Comparative Study on Hydrocarbon Generation in Different Tectonic Zones: A Case Study from the Upper Jurassic Naokelekan Formation at the Imbricated and High Folded Zones, Kurdistan Region, Iraq

The impact of tectonic activities from different tectonic zones on hydrocarbon generation in the Upper Jurassic Naokelekan Formation was addressed in this study. The Upper Jurassic Naokelekan Formation is an important potential of source rocks for hydrocarbon generation that charges most of the Cretaceous and younger reservoirs in the Kurdistan Region, Iraq. A total of 5 rock specimens from the Warte outcrop and 7 cutting samples from Well Bina Bawi-1 were collected for Rock-Eval pyrolysis to investigate the relationship between the ability of the formation to generate hydrocarbons and tectonic activities. The results of Rock-Eval analysis on the analyzed samples showed an average of 2.65 wt% and 0.9 wt% total organic carbon (TOC) for Warte and Well Bina Bawi-1, respectively. Based on the TOC data, the Naokelekan Formation, in general, has a good to very good source rock potential.

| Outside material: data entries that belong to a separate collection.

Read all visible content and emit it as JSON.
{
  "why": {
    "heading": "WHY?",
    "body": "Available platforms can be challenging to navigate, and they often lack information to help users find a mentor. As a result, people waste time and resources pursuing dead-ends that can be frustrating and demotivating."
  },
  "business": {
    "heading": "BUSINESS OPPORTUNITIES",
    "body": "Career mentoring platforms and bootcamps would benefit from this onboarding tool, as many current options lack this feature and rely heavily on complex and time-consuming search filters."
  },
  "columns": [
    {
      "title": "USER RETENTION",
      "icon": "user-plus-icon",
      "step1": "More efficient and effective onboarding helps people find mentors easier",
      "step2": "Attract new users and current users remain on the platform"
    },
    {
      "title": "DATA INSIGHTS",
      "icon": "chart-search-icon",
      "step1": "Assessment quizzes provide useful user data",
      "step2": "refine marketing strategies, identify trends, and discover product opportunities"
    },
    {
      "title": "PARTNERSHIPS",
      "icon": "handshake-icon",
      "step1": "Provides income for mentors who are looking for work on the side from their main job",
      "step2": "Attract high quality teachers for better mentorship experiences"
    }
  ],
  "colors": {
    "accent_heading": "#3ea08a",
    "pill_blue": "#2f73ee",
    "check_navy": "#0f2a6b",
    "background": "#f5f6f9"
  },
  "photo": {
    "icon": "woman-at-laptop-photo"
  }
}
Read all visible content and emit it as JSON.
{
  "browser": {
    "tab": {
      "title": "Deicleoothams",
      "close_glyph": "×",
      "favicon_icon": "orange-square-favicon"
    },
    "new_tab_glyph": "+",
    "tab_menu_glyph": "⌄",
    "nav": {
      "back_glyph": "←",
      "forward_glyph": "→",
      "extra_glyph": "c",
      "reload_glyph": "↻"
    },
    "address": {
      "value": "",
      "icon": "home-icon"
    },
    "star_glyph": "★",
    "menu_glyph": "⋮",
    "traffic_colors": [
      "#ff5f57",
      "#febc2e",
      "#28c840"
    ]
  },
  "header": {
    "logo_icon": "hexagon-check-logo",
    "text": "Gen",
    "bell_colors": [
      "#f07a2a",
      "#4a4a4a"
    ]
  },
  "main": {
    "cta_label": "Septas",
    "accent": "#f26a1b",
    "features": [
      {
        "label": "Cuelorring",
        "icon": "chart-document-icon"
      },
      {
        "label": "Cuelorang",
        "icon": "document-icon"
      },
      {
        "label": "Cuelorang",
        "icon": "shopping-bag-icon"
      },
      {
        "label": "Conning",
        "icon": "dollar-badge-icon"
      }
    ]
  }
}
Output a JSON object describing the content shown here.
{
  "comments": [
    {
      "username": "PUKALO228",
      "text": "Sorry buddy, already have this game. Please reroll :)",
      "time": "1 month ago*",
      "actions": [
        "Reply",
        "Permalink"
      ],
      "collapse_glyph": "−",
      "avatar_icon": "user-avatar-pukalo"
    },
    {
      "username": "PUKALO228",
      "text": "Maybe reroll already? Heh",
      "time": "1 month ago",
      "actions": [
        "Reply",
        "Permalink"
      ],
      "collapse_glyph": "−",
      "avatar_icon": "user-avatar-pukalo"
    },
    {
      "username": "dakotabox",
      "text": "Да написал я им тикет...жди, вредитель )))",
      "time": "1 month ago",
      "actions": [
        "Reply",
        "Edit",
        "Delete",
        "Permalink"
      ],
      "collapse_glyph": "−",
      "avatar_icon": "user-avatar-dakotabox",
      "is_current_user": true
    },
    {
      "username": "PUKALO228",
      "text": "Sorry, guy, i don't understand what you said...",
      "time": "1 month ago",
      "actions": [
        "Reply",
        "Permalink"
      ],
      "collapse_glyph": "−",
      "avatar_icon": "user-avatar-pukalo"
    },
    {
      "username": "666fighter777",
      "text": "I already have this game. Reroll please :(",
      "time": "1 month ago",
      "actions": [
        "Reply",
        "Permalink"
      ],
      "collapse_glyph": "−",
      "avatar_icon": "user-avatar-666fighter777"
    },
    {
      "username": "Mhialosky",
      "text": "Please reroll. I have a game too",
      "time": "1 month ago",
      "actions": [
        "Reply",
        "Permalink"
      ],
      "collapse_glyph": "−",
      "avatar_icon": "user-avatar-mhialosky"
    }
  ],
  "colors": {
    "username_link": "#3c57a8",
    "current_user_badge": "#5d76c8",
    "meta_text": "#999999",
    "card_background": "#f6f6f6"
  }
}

The qualitative properties of the organic matter (OM) of the formation were inferred from the kerogen types. The Warte section mostly contains type III kerogen that is gas prone, whereas the Well Bina Bawi-1 section contains mixed type I-II kerogen that is oil prone. It should be taken into consideration that the values for the hydrogen index (HI) of the Warte section are unreliable for interpretation of the organic type, because the HI is considerably reduced owing to the high level of thermal maturity. The Tmax values showed that the Warte section is thermally more mature than the Well Bina Bawi-1 section. The difference in the thermal maturity can likely be attributed to the differential effects of the tectonic activities on the studied areas. Depending on the proximity or distance of the area in relation to the subduction zone, the sediments in the Imbricated Zone were more affected by the tectonic activities than the sediments in the High Folded Zone. Accordingly, the main factors that might have caused a higher thermal maturity in the Imbricated Zone include a high paleo heat flow, overthrusting, and hydrothermal activities.